The extent of resection or type of operative approach might influence on the feasibility of early oral intake after gastric surgery. However, in this study, no significant variables including patient and operation-related factors were found to predict a failure of postoperative early oral intake regimen. Theoretically, total gastrectomy is presumed to be less tolerable to early oral intake than distal gastrectomy due to no gastric reservoir after surgery. Laparoscopic surgery is also believed to contribute to enhancing postoperative bowel recovery as compared with open surgery.(28) Despites not reaching statistical significance, 17.8% of patients with total gastrectomy failed to adhere to early oral dietary schedule, compared to 9.6% in patients with distal gastrectomy.

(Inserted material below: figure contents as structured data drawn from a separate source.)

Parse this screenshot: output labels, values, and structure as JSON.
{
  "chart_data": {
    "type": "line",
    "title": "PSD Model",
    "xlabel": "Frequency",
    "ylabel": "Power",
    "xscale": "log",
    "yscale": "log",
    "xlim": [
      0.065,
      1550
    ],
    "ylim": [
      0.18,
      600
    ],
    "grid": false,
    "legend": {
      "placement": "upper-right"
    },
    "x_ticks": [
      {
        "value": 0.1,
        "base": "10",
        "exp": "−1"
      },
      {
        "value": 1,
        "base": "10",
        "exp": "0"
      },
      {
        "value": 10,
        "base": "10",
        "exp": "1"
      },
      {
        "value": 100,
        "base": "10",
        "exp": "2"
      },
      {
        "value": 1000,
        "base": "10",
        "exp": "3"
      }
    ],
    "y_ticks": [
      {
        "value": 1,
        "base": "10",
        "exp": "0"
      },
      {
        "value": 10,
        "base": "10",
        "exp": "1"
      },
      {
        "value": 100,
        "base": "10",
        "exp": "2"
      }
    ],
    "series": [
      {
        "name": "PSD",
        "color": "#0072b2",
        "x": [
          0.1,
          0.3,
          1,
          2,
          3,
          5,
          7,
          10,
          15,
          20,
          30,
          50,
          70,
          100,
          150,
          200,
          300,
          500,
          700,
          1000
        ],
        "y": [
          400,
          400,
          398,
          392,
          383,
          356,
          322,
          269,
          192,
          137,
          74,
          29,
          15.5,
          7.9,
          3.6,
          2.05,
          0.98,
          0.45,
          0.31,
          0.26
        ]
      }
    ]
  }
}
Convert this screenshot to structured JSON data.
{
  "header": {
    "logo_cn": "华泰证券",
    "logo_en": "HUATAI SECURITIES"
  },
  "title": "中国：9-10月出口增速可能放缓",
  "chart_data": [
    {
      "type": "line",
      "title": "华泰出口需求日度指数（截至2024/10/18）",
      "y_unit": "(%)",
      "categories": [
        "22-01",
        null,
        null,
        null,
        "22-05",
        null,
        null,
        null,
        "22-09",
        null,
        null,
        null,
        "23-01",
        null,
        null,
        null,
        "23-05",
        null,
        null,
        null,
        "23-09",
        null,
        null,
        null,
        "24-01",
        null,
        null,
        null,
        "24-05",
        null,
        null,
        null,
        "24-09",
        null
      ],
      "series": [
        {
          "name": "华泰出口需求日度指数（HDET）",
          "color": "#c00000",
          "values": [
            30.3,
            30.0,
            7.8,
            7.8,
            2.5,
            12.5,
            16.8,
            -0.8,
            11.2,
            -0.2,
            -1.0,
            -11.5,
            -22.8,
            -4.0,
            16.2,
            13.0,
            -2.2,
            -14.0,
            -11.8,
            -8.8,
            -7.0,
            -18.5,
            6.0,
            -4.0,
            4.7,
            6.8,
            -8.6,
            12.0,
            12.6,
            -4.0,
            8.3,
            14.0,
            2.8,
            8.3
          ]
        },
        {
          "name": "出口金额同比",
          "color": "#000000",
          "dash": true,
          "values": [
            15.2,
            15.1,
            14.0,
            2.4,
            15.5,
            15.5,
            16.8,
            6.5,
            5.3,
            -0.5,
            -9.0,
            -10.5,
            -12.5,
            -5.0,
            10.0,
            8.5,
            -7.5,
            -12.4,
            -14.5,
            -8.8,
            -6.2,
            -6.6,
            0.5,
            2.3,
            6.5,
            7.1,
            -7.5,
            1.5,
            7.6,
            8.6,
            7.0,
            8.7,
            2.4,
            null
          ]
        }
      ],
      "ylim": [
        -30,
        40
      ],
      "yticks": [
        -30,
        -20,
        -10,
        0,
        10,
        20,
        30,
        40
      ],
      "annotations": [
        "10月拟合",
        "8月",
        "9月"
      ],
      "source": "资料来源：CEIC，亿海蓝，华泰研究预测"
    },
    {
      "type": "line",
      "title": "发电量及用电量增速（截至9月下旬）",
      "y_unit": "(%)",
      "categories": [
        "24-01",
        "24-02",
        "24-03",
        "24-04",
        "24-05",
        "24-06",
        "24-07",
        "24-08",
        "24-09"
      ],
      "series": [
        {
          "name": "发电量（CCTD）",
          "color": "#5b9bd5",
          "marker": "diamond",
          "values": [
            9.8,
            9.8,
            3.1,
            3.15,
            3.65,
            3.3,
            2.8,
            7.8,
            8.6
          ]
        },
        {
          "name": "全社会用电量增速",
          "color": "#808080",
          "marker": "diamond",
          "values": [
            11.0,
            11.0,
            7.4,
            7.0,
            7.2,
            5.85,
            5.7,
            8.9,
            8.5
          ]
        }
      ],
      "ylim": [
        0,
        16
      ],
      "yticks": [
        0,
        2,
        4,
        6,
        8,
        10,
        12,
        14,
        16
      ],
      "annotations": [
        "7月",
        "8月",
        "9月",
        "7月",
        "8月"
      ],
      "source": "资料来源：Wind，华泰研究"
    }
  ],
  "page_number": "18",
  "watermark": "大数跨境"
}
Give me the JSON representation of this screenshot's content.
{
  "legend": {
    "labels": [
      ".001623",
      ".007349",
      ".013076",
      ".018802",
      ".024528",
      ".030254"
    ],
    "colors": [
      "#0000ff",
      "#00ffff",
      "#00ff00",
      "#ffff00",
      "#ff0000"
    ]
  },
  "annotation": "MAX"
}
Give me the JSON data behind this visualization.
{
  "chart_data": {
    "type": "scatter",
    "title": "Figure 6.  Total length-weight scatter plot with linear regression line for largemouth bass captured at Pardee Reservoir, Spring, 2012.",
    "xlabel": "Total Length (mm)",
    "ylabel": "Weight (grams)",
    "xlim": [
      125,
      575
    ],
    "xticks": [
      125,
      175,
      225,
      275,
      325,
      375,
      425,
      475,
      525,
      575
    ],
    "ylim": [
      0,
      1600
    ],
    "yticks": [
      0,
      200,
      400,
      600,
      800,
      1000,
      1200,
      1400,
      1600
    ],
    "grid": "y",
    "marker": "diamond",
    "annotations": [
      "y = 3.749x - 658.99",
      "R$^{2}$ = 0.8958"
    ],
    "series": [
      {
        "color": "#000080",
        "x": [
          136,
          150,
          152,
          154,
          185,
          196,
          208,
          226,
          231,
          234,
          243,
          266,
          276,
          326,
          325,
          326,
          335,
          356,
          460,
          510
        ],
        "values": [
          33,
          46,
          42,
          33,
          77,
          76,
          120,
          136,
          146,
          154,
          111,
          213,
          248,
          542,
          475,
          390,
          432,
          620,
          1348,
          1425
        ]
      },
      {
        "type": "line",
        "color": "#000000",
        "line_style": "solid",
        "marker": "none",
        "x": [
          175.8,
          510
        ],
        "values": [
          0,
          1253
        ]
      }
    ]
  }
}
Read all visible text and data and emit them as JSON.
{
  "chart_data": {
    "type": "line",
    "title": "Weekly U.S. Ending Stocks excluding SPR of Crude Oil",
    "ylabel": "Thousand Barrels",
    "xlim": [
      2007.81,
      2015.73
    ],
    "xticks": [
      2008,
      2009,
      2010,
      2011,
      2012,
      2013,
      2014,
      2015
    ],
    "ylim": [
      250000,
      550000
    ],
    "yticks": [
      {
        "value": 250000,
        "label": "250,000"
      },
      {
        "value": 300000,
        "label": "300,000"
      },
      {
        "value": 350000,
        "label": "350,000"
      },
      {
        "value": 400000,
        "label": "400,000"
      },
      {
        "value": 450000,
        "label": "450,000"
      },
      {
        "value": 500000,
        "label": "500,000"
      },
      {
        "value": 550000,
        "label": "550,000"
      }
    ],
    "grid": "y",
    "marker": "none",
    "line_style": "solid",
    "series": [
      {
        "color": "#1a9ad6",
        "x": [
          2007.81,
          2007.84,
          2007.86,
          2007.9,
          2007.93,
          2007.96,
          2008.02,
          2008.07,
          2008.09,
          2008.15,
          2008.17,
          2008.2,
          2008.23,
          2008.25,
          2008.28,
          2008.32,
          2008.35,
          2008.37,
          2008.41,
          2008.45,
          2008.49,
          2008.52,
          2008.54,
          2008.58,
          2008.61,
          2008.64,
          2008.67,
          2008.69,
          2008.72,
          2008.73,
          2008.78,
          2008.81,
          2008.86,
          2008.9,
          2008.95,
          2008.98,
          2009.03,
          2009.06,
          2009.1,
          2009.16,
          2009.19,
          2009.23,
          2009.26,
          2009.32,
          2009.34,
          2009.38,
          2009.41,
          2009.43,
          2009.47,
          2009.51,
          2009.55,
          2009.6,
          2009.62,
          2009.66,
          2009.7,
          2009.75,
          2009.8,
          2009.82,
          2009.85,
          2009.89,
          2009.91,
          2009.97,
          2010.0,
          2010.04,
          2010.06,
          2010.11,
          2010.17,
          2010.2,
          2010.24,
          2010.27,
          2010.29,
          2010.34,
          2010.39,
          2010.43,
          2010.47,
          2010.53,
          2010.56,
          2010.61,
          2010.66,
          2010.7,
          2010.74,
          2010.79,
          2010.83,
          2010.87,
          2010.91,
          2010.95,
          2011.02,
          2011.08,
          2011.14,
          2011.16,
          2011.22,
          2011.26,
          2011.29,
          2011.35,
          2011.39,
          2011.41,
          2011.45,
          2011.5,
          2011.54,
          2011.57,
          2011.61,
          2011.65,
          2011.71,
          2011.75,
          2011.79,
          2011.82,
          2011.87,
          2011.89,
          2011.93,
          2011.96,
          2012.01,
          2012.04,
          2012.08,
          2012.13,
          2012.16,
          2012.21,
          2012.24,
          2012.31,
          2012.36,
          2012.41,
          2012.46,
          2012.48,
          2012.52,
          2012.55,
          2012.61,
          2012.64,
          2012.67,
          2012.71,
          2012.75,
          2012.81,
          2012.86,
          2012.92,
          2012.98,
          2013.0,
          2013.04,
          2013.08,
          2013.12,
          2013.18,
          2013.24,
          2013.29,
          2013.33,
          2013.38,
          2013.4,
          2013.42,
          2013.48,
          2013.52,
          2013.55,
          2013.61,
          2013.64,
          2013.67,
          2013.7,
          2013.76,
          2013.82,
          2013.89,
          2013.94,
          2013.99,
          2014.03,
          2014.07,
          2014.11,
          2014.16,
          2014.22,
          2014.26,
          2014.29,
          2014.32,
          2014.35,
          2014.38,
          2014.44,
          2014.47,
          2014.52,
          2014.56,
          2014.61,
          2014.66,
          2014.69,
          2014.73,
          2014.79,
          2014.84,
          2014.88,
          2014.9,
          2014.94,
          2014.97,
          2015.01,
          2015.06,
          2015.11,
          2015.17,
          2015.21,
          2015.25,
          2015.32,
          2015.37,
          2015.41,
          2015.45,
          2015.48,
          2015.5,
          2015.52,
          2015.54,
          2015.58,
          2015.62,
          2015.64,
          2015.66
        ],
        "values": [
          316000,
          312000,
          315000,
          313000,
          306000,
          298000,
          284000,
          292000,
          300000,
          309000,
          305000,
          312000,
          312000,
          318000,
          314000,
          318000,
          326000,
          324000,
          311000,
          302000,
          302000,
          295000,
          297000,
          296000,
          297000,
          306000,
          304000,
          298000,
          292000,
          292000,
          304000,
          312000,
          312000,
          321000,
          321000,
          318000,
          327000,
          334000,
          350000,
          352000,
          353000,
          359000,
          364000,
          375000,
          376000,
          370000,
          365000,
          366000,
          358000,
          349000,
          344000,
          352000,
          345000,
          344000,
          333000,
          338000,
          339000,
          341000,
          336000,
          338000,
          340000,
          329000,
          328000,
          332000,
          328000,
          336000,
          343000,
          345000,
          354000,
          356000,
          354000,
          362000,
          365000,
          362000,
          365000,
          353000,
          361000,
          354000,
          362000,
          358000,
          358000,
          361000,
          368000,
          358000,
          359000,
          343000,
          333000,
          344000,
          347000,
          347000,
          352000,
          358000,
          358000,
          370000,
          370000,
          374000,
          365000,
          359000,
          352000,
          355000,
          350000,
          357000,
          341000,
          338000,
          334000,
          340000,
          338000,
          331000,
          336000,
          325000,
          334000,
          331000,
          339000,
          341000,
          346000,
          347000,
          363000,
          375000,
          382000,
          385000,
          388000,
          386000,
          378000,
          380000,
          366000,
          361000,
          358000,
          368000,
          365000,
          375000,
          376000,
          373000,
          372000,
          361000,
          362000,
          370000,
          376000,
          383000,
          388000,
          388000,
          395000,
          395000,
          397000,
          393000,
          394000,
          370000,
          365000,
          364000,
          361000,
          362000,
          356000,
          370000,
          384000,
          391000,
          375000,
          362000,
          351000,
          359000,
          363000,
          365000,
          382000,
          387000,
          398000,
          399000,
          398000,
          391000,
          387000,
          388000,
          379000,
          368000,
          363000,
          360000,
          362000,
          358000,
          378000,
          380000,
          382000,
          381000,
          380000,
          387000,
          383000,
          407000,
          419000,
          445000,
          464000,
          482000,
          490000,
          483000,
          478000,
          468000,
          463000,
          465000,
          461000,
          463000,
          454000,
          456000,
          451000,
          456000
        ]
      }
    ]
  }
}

Laparoscopic surgery also showed lower failure rate than open surgery (8.7% vs. 14.3% in open surgery). Considering relatively small size of this study, we think these factors should be further evaluated in large clinical trials for establishing proper indication of early oral intake perioperative care after gastric cancer surgery.
In the colcusion, this study shows that a perioperative care program incorporating the early institution of oral intake is feasible and safe after gastrectomy. Furthermore, early oral intake was not found to increase postoperative morbidity, and was tolerated by most patients without any adverse event. Accordingly, we suggest that early oral feeding could be adopted as a standardized perioperative care procedure after gastrectomy. Finally, further clinical trials are warranted to evaluate the benefits of early oral feeding on postoperative recovery, reducing postoperative complications, and on immunologic and nutritional functions.